Re: Parsing methods (fwd)

In message <199607101922.MAA27470@web1.calweb.com>, "Lee Daniel Crocker" writes
:
>> Well, a simple algorithm to do this: Once you have found a "<"
>> character, the name of the element is everything up to the first whitespace
>> character or the ">" character. If you hit whitespace, you've got
>> attributes coming.
>
>Simple, but not quite correct.  Don't forget that you have to
>check for <!, and attribute names have a very limited character
>set-- <tag-name2> is a tag, but <fake,tag*> is not, and should
>just be printed as plain text.

<fake,tag*> is an error. printing it as plain text is not the
best service you can provide the user, and certainly not the author.

This is documented at:

================
http://www.w3.org/pub/WWW/TR/WD-sgml-lex/

The following examples are errors: 

<xyz!> <abc/>
</xxx/> <xyz&def> <abc_def>
================


>Check out a good SGML reference.

Good advice. The obove draft isn't an SGML reference per se,
but SGML references aren't freely available.

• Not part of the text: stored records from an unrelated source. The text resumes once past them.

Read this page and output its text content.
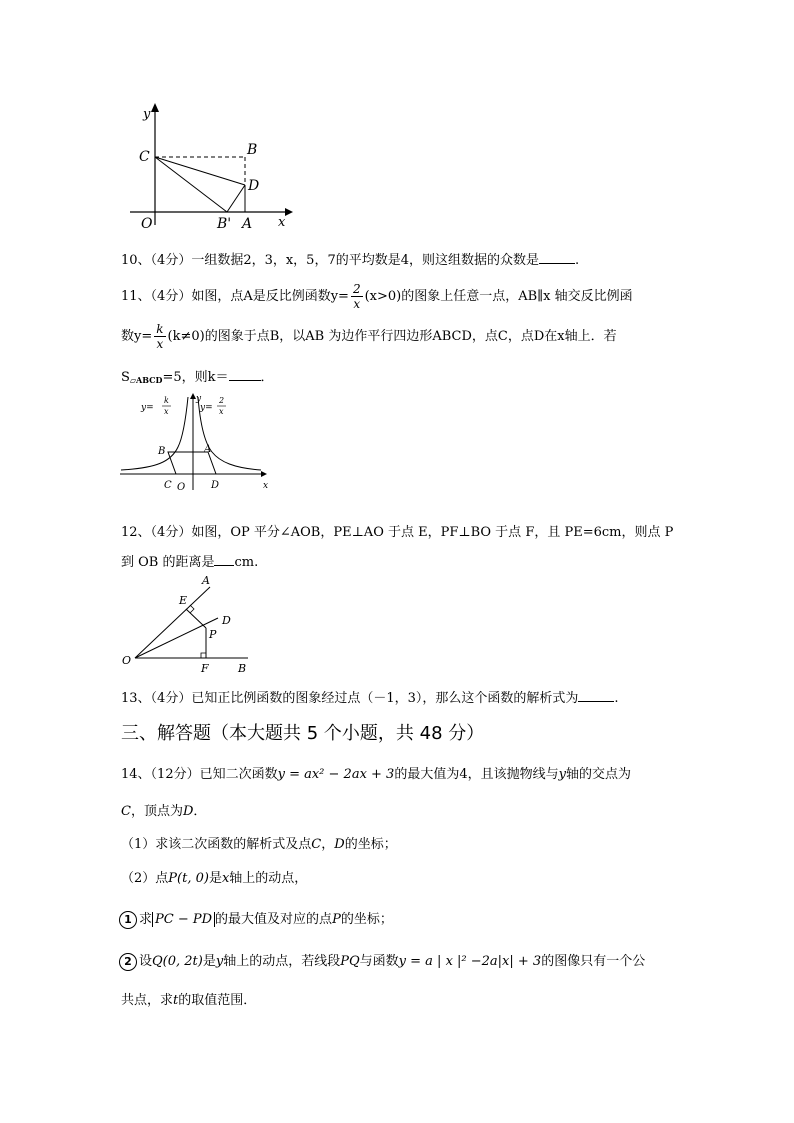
y
x
O
C	B
D
B' A
10、（4分）一组数据2，3，x，5，7的平均数是4，则这组数据的众数是	.
11、（4分）如图，点A是反比例函数$y= \frac{2}{x} (x>0)$的图象上任意一点，AB∥x 轴交反比例函
数$y= \frac{k}{x} (k\ne 0)$的图象于点B，以AB 为边作平行四边形ABCD，点C，点D在x轴上．若
$S_{▱ABCD}=5$，则k＝ ．
y=
k
x	y=
2
x
y
x
B	A
C O	D
12、（4分）如图，OP 平分∠AOB，PE⊥AO 于点 E，PF⊥BO 于点 F，且 PE=6cm，则点 P
到 OB 的距离是 cm.
A
E
D
P
O
F	B
13、（4分）已知正比例函数的图象经过点（－1，3），那么这个函数的解析式为	.
三、解答题（本大题共 5 个小题，共 48 分）
14、（12分）已知二次函数y = ax² − 2ax + 3的最大值为4，且该抛物线与y轴的交点为
C，顶点为D．
（1）求该二次函数的解析式及点C，D的坐标；
（2）点P(t, 0)是x轴上的动点，
1 求 PC − PD 的最大值及对应的点P的坐标；
2 设Q(0, 2t)是y轴上的动点，若线段PQ与函数y = a | x |² −2a|x| + 3的图像只有一个公
共点，求t的取值范围．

I worked hard
to be sure that the above draft matches the SMGL specs.
Evidence to the contrary (i.e. a bug report) is always welcome!

>  Never rely on browsers--
>especially ones as broken as Netscape--to tell you what valid
>HTML looks like.

And never rely on folks that don't cite sources ;-)

Dan

Received on Wednesday, 10 July 1996 17:43:00 UTC